Cystamine-tacrine dimer: A new multi-target-directed ligand as potential therapeutic agent for Alzheimer’s disease treatment

Alzheimer’s disease (AD) is the most common cause of dementia, clinically characterized by loss of memory and progressive deficits in different cognitive domains. An emerging disease-modifying approach to face the multifactorial nature of AD may be represented by the development of Multi-Target Directed Ligands (MTDLs), i.e., single compounds which may simultaneously modulate different targets involved in the neurodegenerative AD cascade. The structure of tacrine, an acetylcholinesterase (AChE) inhibitor (AChEI), has been widely used as scaffold to provide new MTDLs. In particular, its homodimer bis(7)tacrine represents an interesting lead compound to design novel MTDLs. Thus, in the search of new rationally designed MTDLs against AD, we replaced the heptamethylene linker of bis(7)tacrine with the structure of cystamine, leading to cystamine-tacrine dimer. In this study we demonstrated that the cystamine-tacrine dimer is endowed with a lower toxicity in comparison to bis(7)tacrine, it is able to inhibit AChE, butyrylcholinesterase (BChE), self- and AChE-induced beta-amyloid aggregation in the same range of the reference compound and exerts a neuroprotective action on SH-SY5Y cell line against H2O2-induced oxidative injury. The investigation of the mechanism of neuroprotection showed that the cystamine-tacrine dimer acts by activating kinase 1 and 2 (ERK1/2) and Akt/protein kinase B (PKB) pathways.This article is part of a Special Issue entitled ‘Post-Traumatic Stress Disorder’.

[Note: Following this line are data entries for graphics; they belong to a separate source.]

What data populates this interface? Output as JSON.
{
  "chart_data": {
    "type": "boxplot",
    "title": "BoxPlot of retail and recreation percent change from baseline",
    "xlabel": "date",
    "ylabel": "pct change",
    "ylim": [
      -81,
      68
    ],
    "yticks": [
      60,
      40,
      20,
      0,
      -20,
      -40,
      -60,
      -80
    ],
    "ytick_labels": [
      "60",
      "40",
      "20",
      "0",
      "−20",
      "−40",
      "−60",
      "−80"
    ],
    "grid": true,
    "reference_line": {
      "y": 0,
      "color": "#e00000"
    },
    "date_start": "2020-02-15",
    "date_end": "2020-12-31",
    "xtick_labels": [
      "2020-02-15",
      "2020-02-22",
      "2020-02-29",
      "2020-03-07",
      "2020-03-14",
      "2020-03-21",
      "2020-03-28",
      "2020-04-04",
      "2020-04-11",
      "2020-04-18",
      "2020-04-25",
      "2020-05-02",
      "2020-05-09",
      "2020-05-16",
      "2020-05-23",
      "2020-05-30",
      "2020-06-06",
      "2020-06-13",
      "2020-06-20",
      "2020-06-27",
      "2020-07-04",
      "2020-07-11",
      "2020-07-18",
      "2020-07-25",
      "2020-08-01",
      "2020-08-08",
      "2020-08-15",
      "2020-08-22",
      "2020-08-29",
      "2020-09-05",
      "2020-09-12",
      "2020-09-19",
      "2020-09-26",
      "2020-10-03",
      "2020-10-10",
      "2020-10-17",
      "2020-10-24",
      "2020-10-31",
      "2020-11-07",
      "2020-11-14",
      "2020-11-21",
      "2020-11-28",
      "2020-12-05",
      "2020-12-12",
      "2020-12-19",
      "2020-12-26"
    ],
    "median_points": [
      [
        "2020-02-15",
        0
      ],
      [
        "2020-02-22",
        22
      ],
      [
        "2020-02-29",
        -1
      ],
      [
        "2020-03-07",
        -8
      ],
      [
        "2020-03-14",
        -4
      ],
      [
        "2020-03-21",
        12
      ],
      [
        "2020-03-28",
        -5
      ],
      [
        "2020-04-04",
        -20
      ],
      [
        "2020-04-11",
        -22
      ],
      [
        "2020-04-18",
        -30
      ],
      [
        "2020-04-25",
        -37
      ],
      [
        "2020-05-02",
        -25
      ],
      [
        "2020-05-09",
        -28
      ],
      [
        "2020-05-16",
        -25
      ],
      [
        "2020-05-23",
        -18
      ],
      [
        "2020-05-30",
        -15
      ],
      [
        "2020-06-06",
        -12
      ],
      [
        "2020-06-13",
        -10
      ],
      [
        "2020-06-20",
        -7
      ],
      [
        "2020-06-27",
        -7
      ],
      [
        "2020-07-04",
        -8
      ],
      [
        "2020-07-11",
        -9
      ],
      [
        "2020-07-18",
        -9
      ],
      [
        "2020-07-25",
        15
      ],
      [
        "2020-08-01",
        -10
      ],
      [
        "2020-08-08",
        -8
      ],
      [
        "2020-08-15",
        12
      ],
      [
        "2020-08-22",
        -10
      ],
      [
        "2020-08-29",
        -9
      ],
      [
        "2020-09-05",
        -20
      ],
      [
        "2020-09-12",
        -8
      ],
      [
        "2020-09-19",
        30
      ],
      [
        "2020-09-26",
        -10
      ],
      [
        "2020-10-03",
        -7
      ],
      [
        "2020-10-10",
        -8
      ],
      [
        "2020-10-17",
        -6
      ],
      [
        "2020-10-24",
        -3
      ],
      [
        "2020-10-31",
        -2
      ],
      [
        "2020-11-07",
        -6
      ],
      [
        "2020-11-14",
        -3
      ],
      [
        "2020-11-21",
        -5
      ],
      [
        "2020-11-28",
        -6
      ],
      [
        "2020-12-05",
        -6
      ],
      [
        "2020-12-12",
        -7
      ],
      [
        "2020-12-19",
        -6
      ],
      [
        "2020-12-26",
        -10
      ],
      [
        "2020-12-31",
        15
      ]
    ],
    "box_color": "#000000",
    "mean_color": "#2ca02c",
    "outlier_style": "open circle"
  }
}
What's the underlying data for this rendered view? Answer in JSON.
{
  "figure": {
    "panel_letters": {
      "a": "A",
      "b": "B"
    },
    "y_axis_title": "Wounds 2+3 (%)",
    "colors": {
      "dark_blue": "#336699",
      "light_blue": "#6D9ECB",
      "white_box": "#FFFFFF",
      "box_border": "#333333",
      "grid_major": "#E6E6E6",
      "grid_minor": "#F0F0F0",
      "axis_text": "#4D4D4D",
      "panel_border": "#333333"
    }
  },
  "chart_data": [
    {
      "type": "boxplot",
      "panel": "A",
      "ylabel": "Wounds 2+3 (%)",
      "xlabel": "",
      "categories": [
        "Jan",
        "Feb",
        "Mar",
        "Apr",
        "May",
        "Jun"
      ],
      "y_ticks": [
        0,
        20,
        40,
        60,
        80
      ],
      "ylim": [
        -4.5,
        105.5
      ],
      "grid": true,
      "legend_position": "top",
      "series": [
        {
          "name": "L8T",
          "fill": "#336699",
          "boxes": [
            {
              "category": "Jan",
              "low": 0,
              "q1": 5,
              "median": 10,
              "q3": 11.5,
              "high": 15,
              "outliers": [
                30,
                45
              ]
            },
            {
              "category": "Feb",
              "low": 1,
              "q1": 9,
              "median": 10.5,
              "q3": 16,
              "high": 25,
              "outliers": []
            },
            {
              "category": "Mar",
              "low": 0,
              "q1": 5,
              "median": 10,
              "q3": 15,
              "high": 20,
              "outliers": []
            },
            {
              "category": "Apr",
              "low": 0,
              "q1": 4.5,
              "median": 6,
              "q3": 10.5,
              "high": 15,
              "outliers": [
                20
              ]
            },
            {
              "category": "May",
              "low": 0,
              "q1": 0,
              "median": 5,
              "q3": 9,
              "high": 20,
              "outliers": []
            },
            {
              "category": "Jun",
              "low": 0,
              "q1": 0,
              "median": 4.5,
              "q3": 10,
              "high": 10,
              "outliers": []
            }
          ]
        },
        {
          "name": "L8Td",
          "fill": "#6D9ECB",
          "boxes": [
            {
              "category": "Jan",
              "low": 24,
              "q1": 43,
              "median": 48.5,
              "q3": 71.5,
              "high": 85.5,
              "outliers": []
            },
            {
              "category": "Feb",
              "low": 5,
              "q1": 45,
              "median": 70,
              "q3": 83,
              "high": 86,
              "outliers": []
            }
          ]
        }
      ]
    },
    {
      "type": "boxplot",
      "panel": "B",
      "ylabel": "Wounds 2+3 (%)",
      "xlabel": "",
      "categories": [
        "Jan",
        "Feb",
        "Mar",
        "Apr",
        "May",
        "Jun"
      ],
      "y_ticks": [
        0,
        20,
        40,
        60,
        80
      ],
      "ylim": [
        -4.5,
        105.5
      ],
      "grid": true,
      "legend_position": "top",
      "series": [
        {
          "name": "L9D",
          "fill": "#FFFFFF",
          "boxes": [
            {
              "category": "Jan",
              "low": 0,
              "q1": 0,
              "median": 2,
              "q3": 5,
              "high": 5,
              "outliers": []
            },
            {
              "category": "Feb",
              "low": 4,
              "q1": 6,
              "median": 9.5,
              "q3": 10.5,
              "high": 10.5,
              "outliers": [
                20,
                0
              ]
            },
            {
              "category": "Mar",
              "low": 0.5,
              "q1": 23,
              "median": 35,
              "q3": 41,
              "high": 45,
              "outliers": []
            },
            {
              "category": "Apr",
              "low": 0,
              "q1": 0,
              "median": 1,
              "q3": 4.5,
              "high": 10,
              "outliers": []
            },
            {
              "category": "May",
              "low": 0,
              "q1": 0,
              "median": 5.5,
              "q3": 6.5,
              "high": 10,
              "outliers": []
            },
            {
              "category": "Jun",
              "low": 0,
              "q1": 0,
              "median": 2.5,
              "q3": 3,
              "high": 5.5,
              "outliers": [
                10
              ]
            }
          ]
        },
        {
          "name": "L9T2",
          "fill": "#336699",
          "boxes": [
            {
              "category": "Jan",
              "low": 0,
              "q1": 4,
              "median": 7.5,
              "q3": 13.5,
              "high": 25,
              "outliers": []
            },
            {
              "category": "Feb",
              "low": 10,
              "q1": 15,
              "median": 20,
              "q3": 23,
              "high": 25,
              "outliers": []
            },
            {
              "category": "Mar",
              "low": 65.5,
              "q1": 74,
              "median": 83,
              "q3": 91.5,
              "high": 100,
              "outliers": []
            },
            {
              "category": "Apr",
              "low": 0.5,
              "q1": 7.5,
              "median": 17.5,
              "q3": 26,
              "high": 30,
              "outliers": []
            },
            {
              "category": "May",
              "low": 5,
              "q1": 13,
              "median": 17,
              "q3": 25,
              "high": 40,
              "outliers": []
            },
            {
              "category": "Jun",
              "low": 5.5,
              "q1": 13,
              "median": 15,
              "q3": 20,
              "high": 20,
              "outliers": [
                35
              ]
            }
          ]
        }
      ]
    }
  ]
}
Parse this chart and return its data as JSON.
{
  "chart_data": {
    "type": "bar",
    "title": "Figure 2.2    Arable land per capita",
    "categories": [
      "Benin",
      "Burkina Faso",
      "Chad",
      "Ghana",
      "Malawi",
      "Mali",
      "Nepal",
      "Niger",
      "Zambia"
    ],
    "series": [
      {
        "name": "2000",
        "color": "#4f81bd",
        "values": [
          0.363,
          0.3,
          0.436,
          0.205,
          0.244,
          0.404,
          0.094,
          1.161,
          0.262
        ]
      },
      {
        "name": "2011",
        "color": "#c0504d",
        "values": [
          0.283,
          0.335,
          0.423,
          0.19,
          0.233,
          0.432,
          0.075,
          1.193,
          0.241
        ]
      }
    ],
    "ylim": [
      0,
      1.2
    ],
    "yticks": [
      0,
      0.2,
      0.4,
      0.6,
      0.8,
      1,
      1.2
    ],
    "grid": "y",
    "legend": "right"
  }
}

► The linker of bis(7)tacrine was substituted with the structure of cystamine.
► This dimer showed the ability to inhibit cholinesterases and Aβ aggregation.
► Cystamine-tacrine dimer showed a lower toxicity in comparison with bis(7)tacrine.
► Cystamine-tacrine dimer exerted neuroprotective action against oxidative injury.
► Cystamine-tacrine dimer acts by activating prosurvival ERK1/2 and PKB pathways.